陈欢欢咬了咬嘴唇,掀开身上那件破旧的麻布衣裳,光着脚踩在冰冷的泥地上,轻手轻脚地走出了偏房,朝着内室的方向走去。

        随着她一步步靠近内室,那股奇异的气味变得越来越浓烈。

        陈欢欢皱起了秀气的眉头,她从未闻过这种味道。

        它有些刺鼻,又带着一种说不清道不明的腥甜,闻久了,竟然让她觉得心跳有些加快,脸颊也莫名其妙地泛起了一丝红晕,身体深处甚至产生了一种极其轻微的、连她自己都无法理解的躁动。
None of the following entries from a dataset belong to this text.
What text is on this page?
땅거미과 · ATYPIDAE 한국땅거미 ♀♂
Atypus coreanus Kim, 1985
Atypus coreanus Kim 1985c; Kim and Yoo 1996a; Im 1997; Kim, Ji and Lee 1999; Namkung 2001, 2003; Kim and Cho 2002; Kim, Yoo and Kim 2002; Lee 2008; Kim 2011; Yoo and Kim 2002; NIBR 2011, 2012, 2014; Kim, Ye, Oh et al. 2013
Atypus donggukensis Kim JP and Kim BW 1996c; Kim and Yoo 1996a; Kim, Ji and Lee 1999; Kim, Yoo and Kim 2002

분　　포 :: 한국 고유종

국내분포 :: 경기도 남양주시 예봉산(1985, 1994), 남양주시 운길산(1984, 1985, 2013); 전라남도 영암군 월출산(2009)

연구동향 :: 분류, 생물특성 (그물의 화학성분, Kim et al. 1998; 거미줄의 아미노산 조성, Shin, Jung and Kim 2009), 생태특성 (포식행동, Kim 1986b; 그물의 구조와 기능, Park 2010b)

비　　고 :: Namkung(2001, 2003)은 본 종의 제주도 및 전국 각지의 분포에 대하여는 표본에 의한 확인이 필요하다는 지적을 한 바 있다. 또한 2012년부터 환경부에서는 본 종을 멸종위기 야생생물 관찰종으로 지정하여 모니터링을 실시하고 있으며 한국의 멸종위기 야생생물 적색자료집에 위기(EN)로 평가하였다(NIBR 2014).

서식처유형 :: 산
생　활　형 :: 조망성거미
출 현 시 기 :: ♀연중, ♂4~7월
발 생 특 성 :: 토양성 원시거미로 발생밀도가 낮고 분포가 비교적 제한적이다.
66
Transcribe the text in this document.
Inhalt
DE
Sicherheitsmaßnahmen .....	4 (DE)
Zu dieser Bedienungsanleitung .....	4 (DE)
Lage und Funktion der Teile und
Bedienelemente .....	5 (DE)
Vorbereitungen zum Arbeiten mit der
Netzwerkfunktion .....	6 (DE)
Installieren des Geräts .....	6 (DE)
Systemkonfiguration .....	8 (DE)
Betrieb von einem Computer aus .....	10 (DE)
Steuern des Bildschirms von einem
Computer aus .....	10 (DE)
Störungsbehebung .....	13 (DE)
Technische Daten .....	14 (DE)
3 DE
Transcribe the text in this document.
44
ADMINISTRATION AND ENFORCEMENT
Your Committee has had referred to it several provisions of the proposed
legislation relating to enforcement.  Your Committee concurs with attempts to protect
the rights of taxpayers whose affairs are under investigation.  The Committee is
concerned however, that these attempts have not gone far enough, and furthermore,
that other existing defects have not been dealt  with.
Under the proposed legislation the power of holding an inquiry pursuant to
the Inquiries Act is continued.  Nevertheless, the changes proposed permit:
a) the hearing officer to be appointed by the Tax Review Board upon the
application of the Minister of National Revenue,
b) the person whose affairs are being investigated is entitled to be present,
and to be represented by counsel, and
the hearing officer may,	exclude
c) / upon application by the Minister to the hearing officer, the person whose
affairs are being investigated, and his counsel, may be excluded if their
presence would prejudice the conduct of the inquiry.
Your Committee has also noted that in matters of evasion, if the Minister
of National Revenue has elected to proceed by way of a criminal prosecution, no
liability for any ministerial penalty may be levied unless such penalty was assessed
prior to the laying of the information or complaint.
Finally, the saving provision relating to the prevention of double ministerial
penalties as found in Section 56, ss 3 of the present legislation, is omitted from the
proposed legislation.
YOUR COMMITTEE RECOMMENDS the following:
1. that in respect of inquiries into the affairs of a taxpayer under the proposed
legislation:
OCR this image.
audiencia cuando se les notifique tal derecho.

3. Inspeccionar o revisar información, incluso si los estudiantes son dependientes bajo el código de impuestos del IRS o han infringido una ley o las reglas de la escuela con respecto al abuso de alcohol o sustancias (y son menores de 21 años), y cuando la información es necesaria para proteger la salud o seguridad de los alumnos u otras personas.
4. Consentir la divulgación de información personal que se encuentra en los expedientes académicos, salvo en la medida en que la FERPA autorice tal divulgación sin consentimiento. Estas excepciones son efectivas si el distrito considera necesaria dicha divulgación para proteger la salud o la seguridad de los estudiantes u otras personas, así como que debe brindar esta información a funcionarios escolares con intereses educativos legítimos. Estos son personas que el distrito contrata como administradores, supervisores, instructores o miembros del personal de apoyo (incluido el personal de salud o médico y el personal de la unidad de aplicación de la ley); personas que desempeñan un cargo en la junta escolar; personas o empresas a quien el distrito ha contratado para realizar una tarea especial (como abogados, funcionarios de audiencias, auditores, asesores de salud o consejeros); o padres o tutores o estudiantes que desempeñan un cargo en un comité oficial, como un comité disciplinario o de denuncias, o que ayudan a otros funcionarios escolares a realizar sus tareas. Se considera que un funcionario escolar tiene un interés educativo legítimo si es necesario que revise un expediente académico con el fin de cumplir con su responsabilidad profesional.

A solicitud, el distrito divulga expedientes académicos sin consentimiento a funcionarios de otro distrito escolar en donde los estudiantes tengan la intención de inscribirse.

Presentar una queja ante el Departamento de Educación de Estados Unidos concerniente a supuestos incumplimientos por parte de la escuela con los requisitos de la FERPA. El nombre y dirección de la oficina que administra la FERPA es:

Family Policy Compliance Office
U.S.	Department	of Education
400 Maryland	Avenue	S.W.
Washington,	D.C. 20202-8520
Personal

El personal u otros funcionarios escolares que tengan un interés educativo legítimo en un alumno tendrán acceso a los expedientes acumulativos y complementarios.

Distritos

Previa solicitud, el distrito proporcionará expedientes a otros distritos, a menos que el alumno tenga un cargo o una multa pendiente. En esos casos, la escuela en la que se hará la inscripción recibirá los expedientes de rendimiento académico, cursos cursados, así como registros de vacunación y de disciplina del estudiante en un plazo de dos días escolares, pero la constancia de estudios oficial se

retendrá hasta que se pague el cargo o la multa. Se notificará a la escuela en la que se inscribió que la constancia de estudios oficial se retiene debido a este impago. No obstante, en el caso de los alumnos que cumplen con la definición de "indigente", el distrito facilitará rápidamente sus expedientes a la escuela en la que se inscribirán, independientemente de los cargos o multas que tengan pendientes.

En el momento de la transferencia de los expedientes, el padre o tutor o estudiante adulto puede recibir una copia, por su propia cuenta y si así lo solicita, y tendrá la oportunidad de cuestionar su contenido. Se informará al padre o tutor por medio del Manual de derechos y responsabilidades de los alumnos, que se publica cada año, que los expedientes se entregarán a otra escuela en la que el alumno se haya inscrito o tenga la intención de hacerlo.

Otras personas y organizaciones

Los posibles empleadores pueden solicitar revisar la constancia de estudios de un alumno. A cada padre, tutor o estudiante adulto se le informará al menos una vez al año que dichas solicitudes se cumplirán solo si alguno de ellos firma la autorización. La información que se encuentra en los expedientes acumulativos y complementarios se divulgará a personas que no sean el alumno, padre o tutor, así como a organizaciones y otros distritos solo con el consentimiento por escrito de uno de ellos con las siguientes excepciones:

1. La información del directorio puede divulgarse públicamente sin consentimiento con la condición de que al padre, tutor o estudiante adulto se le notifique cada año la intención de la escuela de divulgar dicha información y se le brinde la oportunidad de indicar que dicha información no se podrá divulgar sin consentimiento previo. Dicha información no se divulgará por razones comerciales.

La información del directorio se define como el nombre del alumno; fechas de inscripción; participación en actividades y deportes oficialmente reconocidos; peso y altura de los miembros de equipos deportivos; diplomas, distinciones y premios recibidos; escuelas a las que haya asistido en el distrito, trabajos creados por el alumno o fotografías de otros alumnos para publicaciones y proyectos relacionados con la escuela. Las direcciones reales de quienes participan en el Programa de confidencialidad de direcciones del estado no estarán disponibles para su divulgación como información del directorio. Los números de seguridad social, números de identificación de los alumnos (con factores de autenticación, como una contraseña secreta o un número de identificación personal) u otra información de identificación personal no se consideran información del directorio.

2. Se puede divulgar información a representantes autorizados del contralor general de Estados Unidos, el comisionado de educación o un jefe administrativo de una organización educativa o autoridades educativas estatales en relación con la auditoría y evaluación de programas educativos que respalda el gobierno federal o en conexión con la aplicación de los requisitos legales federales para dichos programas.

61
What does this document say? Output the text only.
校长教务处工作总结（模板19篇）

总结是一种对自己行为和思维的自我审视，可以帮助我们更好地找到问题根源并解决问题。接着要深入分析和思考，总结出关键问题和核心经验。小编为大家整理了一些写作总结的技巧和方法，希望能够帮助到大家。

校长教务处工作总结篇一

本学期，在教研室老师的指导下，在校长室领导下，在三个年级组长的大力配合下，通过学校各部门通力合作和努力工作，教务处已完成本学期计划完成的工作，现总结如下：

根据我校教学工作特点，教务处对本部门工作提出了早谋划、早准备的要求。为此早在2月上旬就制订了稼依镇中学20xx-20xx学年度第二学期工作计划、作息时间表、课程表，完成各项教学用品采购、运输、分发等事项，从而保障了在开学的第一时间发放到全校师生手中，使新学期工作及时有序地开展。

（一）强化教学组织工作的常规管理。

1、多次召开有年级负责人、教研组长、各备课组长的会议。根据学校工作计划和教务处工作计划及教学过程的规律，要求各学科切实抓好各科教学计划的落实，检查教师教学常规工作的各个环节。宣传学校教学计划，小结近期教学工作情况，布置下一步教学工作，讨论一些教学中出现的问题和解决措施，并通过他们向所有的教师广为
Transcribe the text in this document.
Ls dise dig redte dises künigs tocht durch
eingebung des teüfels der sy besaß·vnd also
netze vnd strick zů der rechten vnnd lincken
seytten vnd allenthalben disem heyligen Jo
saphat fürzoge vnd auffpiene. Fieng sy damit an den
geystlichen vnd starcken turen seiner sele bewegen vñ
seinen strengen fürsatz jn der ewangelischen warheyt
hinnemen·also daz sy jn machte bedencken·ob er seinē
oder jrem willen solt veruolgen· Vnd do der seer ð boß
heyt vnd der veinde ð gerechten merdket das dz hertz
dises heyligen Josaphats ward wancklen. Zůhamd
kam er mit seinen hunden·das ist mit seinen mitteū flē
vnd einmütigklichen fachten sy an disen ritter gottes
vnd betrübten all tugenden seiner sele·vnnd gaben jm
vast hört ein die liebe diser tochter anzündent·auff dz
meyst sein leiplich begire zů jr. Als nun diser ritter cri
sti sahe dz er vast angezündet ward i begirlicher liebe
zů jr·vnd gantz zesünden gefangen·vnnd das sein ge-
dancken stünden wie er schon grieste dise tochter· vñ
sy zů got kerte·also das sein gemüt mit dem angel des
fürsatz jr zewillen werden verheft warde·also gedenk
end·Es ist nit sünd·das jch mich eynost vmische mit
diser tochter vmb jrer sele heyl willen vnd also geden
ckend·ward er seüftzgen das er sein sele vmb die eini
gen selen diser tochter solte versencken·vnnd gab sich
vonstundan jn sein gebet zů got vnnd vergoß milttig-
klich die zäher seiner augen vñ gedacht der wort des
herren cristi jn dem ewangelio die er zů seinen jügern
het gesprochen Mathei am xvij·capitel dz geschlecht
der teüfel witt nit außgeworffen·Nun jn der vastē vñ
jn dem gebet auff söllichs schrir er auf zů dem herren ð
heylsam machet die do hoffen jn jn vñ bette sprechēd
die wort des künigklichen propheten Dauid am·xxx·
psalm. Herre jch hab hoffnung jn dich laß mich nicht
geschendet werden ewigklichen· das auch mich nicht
        内室那扇破旧的木门并没有关严,虚掩着留出了一条两指宽的缝隙。

        陈欢欢放慢了呼吸,像一只受惊的小鹿般,蹑手蹑脚地凑到了门缝前,大着胆子向里面望去。

        只一眼,陈欢欢整个人便如遭雷击,死死地僵在了原地。

        透过微弱的晨光,她清清楚楚地看到了土炕上那惨烈而又淫靡的一幕。

        她的娘亲,那个在她心中一直端庄、坚韧、为了她可以吃尽一切苦头的娘亲,此刻正赤身裸体地瘫坐在那张凌乱不堪的草席上。

        娘亲的头发散乱得像个疯婆子,身上布满了可怕的青紫痕迹,尤其是那高耸的胸脯上,更是惨不忍睹。